5. Not tasting as you go
Many beginner cooks make the mistake of tasting a dish at the end. This is a big mistake since a dish cannot be fixed when it is finished. Most dishes, however, if it is too salty, sweet, or bland can be saved during the cooking process by adding extra water, using extra oil, and so on. Do not be afraid to use seasoning and keep it by your side. Many bland dishes are caused by chefs that underestimate what a “pinch” or a “sprinkle” of the seasoning is.
6. Putting cold food in a hot pan or not having a hot enough pan
Many beginners make the mistake of taking food directly from the freezer or not having warmed up a little bit before it onto a hot pan. This can cause the pan to warm and may also lead to uneven cooking -- overcooked on the outside, and still ice cold on the inside. In addition, when cooking in a pan, make sure that is it hot enough before you put any food in it.

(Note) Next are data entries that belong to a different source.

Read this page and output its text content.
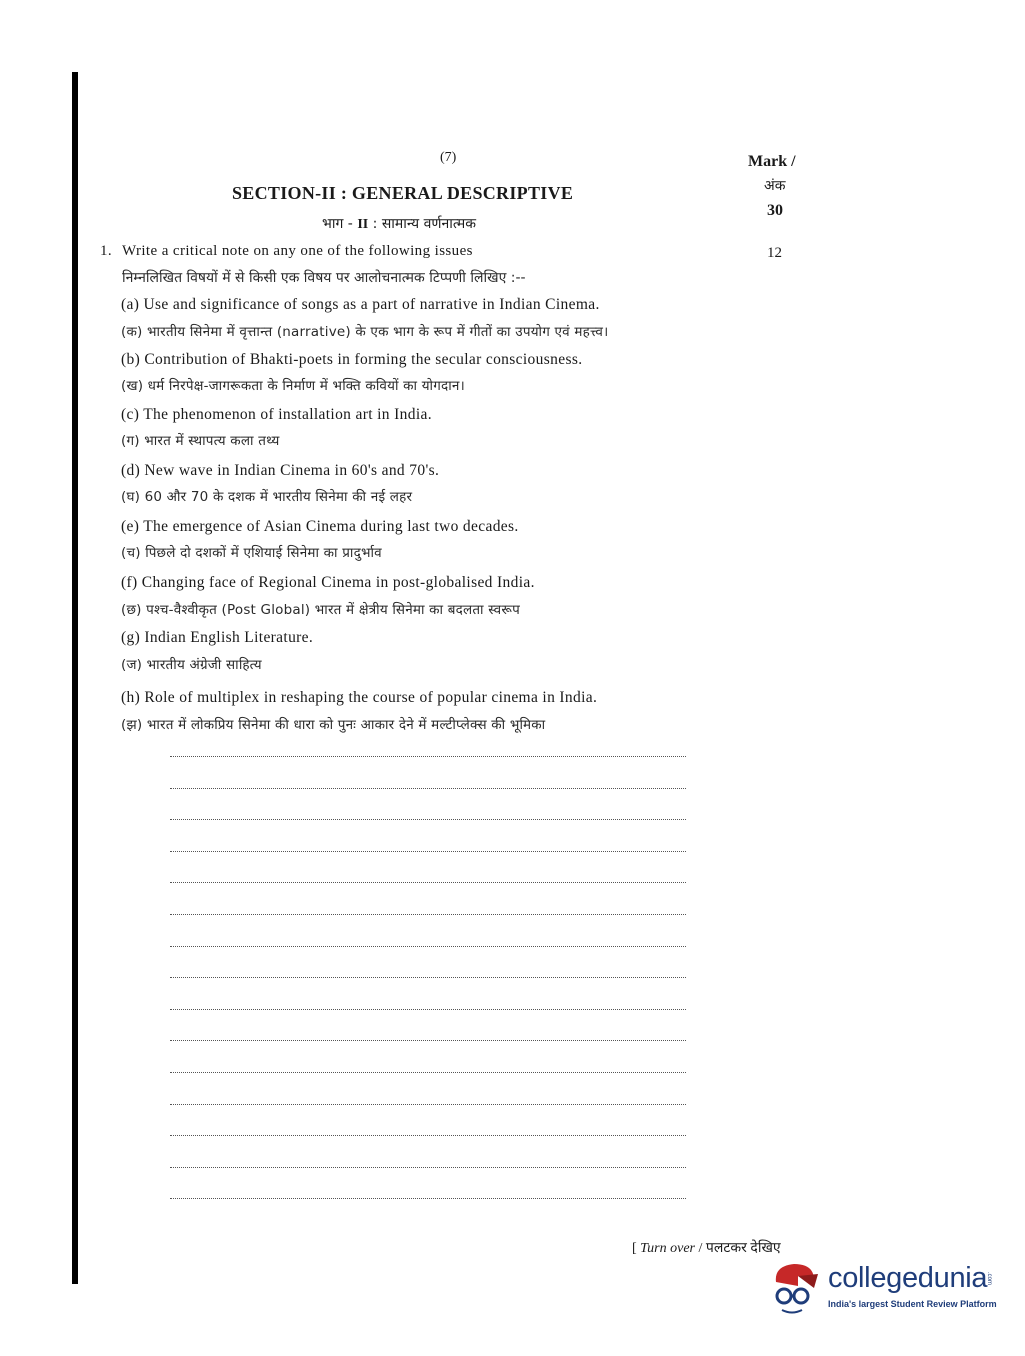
(7)	Mark /
अंक
30
SECTION-II : GENERAL DESCRIPTIVE
भाग - II : सामान्य वर्णनात्मक
1. Write a critical note on any one of the following issues	12
निम्नलिखित विषयों में से किसी एक विषय पर आलोचनात्मक टिप्पणी लिखिए :--
(a) Use and significance of songs as a part of narrative in Indian Cinema.
(क) भारतीय सिनेमा में वृत्तान्त (narrative) के एक भाग के रूप में गीतों का उपयोग एवं महत्त्व।
(b) Contribution of Bhakti-poets in forming the secular consciousness.
(ख) धर्म निरपेक्ष-जागरूकता के निर्माण में भक्ति कवियों का योगदान।
(c) The phenomenon of installation art in India.
(ग) भारत में स्थापत्य कला तथ्य
(d) New wave in Indian Cinema in 60's and 70's.
(घ) 60 और 70 के दशक में भारतीय सिनेमा की नई लहर
(e) The emergence of Asian Cinema during last two decades.
(च) पिछले दो दशकों में एशियाई सिनेमा का प्रादुर्भाव
(f) Changing face of Regional Cinema in post-globalised India.
(छ) पश्च-वैश्वीकृत (Post Global) भारत में क्षेत्रीय सिनेमा का बदलता स्वरूप
(g) Indian English Literature.
(ज) भारतीय अंग्रेजी साहित्य
(h) Role of multiplex in reshaping the course of popular cinema in India.
(झ) भारत में लोकप्रिय सिनेमा की धारा को पुनः आकार देने में मल्टीप्लेक्स की भूमिका
[ Turn over / पलटकर देखिए
collegedunia
.com
India's largest Student Review Platform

Before you put food in your pan, give it a little time to heat up before adding any food. The heat helps seal the flavor and the moisture of the food on the inside. If you put food in while the pan is not hot enough, the food will release all its moisture and you will end up with a soggy mess. A hot pan should sizzle when you put food on it. If you don’t hear the sizzle, take the food out and wait for the temperature of the pan to rise.
7. Not drying off food after washing
Haphazardly dabbing food off with a paper towel and then cooking it is a mistake that can be fixed. It causes the dish to become soggy or watered down. This is an easy mistake to fix. For fruits and vegetables, you can invest in a salad spinner. For meats, use paper towels to dry off the meat and let it dry off for a couple of minutes before cooking.
8. Not reading the entire recipe
It is important to read the entire recipe before you begin. This can save many dishes from being sabotaged, especially if the recipe is written online and unclear at some points. If it asks you to pour in the ingredients in one step, read further and see if you need to save some for later. If it asks you to bring water to a boil to blanch some vegetables in the middle of the recipe, you can do that in the beginning with the prep work to cut down on some time.
9. Following a recipe completely
A recipe from a cookbook is a guide. As a cook, you should be creative and make dishes how you like it to taste. If a recipe asks you to add in red pepper flakes and you really cannot tolerate spice, leave it out. If a recipe calls for a pinch of salt and you feel that it is not enough, feel free to add more. The fun part about cooking is creating a dish and making it how you like.
10. Not washing your hands or tools
Every time you handle a raw meat with your bare hands, you should wash them with soap and warm water for 2 minutes before returning to handle other ingredients. In addition, make sure you do not cross contaminate your dishes. If you are chopping raw chicken with one knife on a cutting board, find another cutting board and another knife to chop your vegetables. Many causes of food poisoning can simply be avoided by hand washing, keeping the tools clean, and stopping cross-contamination.
How many of these ten common errors do you make in the kitchen? Fortunately, most of these mistakes are easily fixable. Hopefully, after reading this, your next dish will be more delicious.